Americans spend an average of $3,756 on their appearance every year, which breaks down to over $300 per month. Over half of that amount is spent on skin and hair care – but what if the miracle ingredient for your beauty regimen isn’t one of those products, but completely cost-free? You already know that what you eat and drink significantly impacts skin health and appearance, but the amount and quality of sleep you get are also huge factors in your skin and hair health.

Sleep Deprivation And Your Skin

When you don’t get enough sleep, it’s not just your mental health that suffers. Physical effects of sleep deprivation include redness and puffiness around the eyes, dark under-eye circles, and exacerbated wrinkles on the face. Sleeping is what allows your skin to repair the wear and tear of the day, and if you don’t sleep for long enough for your skin to complete the process, your skin suffers. To avoid fatigue, you should try to get seven to nine hours of sleep a night.

Sleep is like free skincare!

Improving Your Sleep And Skin

Since sleeping better can improve your skin and hair health as well as your general happiness, it’s important that you know how. Drinking caffeine or alcohol before bed is bad for your sleep, so avoid those. While moderate physical activity can help you wind down in order to get to sleep, vigorous exercise can have the opposite effect, waking your body up instead of helping it to rest. Crucially, your bedroom and your bed should be the most comfortable and relaxing place possible. A good mattress is essential to a good night’s sleep, and so is a relaxing environment: try to eliminate any distractions, unnecessary noise, and unnecessary light. If that’s not enough, it might be time to try an eye mask. Setting yourself up for a good night’s sleep can not only improve your mood but also your skin. 

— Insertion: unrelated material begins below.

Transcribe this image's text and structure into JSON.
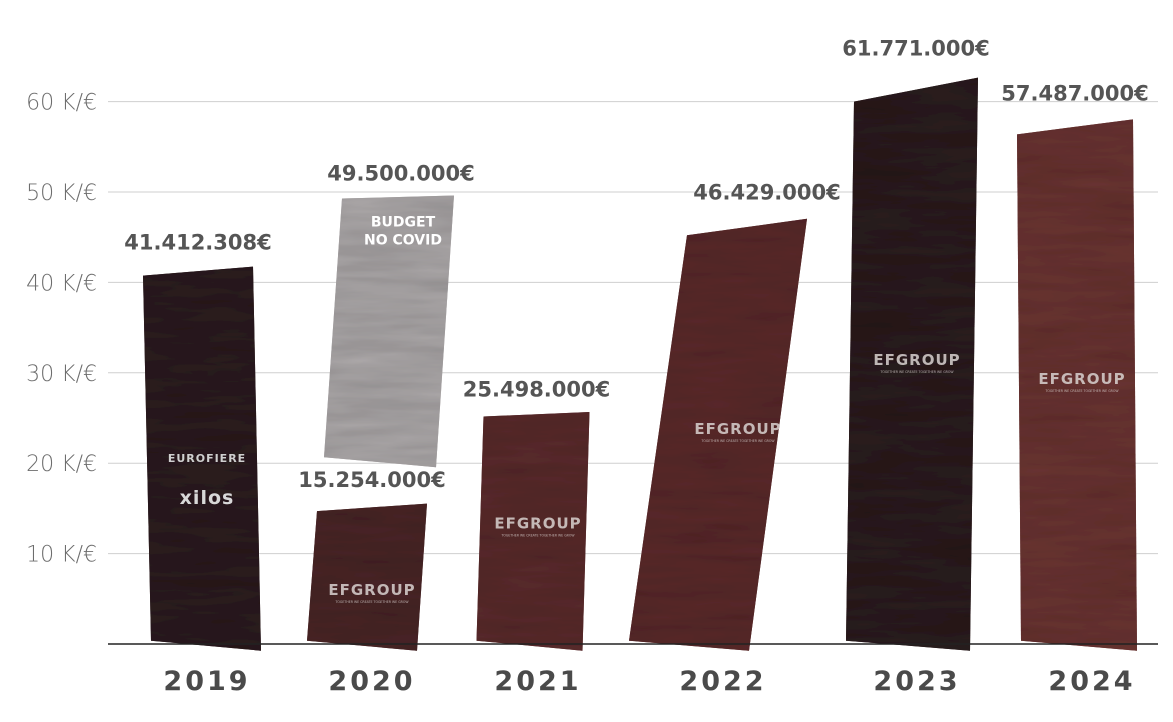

Quality And Quantity: Deep Sleep

Of course, it’s not just the number of hours that counts. You should always be trying to get good quality sleep, meaning you don’t wake up or have interrupted sleep during the night. Sleeping poorly can have similar consequences to not sleeping at all: it exacerbates dark circles as well as water loss through the skin, leaving you dehydrated. Sleeping poorly can also make you irritable and less satisfied with your own appearance. To get good quality sleep, you should allow yourself time to wind down before you sleep, and try to sleep in the most relaxed environment possible.

A skincare routine can take a long time to pin down – there are so many products to choose between, and your skin will react differently to each one. But sleep isn’t skin type specific, exclusive, or expensive – you already do it every day! A few tweaks to your nighttime routine can make a world of difference, both in your skin and in your life.